Cette tendance confirmée après ce qui avait déjà été observé en 2018 permet d'expliquer largement pourquoi DC Comics s'est lancé sur ce secteur avec les nombreuses sorties DC Kids (qui arrivent pour certaines chez Urban Link cette année), alors que Marvel annonçait tout récemment deux graphics novels jeunesse dans la même mouvance. En ce qui concerne les single issues, les ventes ont légèrement diminué comparé à 2018 (355M$ contre 360m$) alors que le format numérique (qui n'inclus pas les abonnements à la Marvel Unlimited) stagne également. Le constat est donc sans appel : c'est bien le format album qui est leader à présent sur le marché des comics, et non plus les single issues.
Ceci ne devrait pas être une surprise puisqu'il ne s'agit que de l'affirmation d'une tendance déjà observée par le passé. On pourra y mettre en parallèle quelques changements dans la façon de fonctionner de certains éditeurs de comics vis à vis du "direct market" (celui qui concerne les comic shops). Ainsi, l'abandon du format single issue chez Image Comics pour certains titres, qui passent directement en album, n'a pas qu'un argument matériel : il permet à ces titres d'aller dès le départ en dehors des comicshops, là où se trouvera leur public cible.
Si le marché des boutiques spécialisées génère encore 30% du chiffre d'affaire total, il ne faut pas se leurrer sur un certain nombre de difficultés des éditeurs - et des enseignes - à renouveler leur lectorat, et surtout à fidéliser sur la base du comicbook sérialisé. Les questions du prix des single issues, des politiques marketing sur les variantes, numéros spéciaux, et autres mécaniques de relaunch chez les Big Two seront forcément remises en cause, alors qu'en parallèle l'offre indé' se montre toujours plus importante (cette année AWA Studios s'est lancé sur le marché, après les arrivées successives d'Ahoy Comics et TKO Studios, qui ont tous cherché à s'adapter au modèle d'édition classique).

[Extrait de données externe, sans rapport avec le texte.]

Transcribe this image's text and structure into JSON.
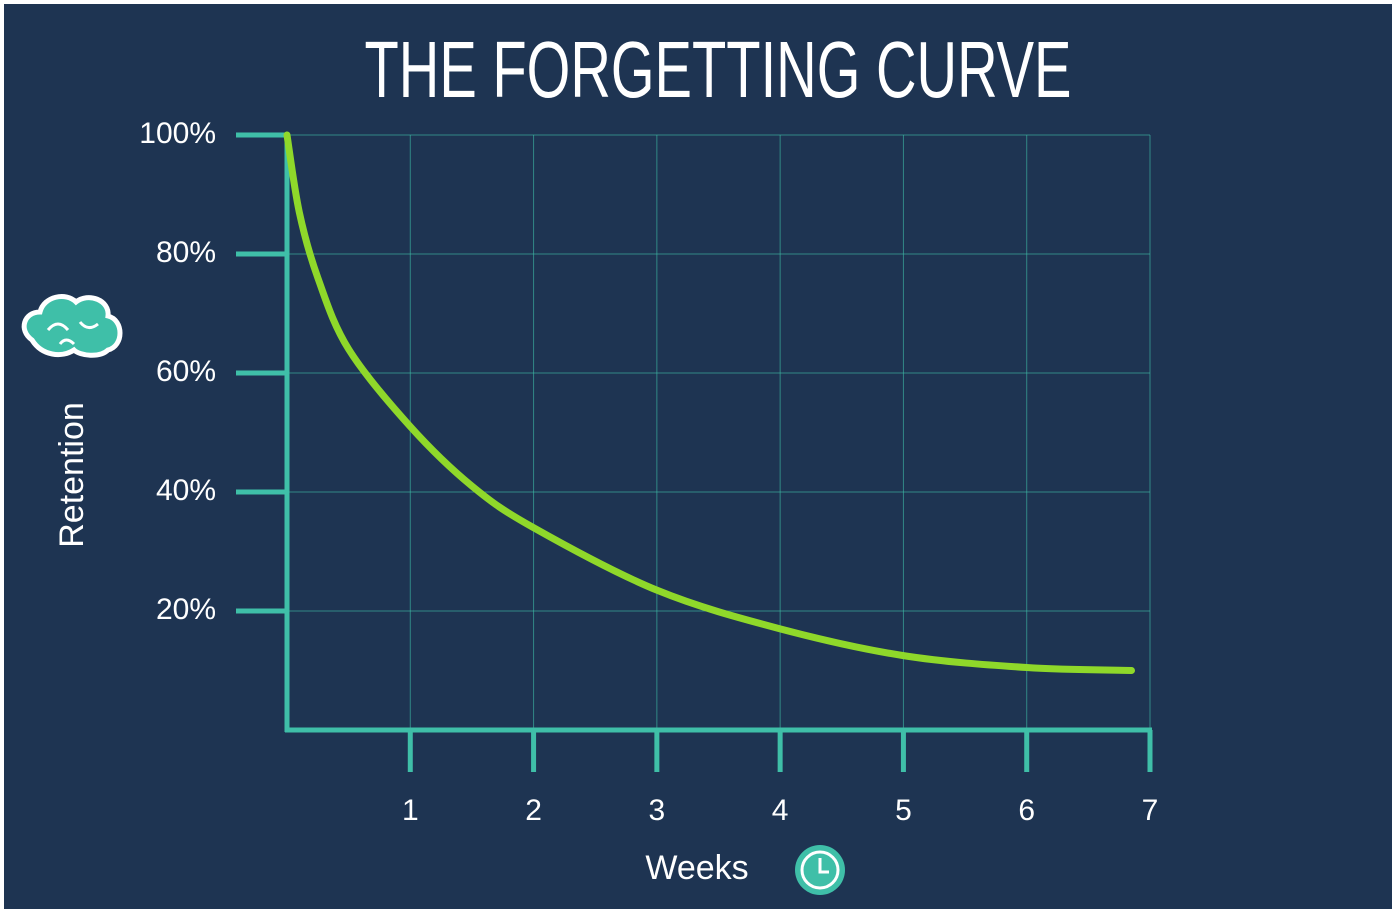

En définitive, les chiffres de Comichron permettent d'attester d'une bonne santé générale du marché, qui montre ses limites dès lors que l'on s'intéresse aux circuits et aux formats responsables des majorités des ventes de comics sur le territoire nord-américain. Avec la fin (temporaire ?) du règne de Diamond Comics sur le direct market et les perturbations importantes du marché dues à la crise du coronavirus, nul doute que le bilan 2020 présentera autant d'intérêt à l'analyse qu'il nécessitera de nombreux éléments supplémentaires à prendre en compte pour ne pas s'y fourvoyer en la réalisant.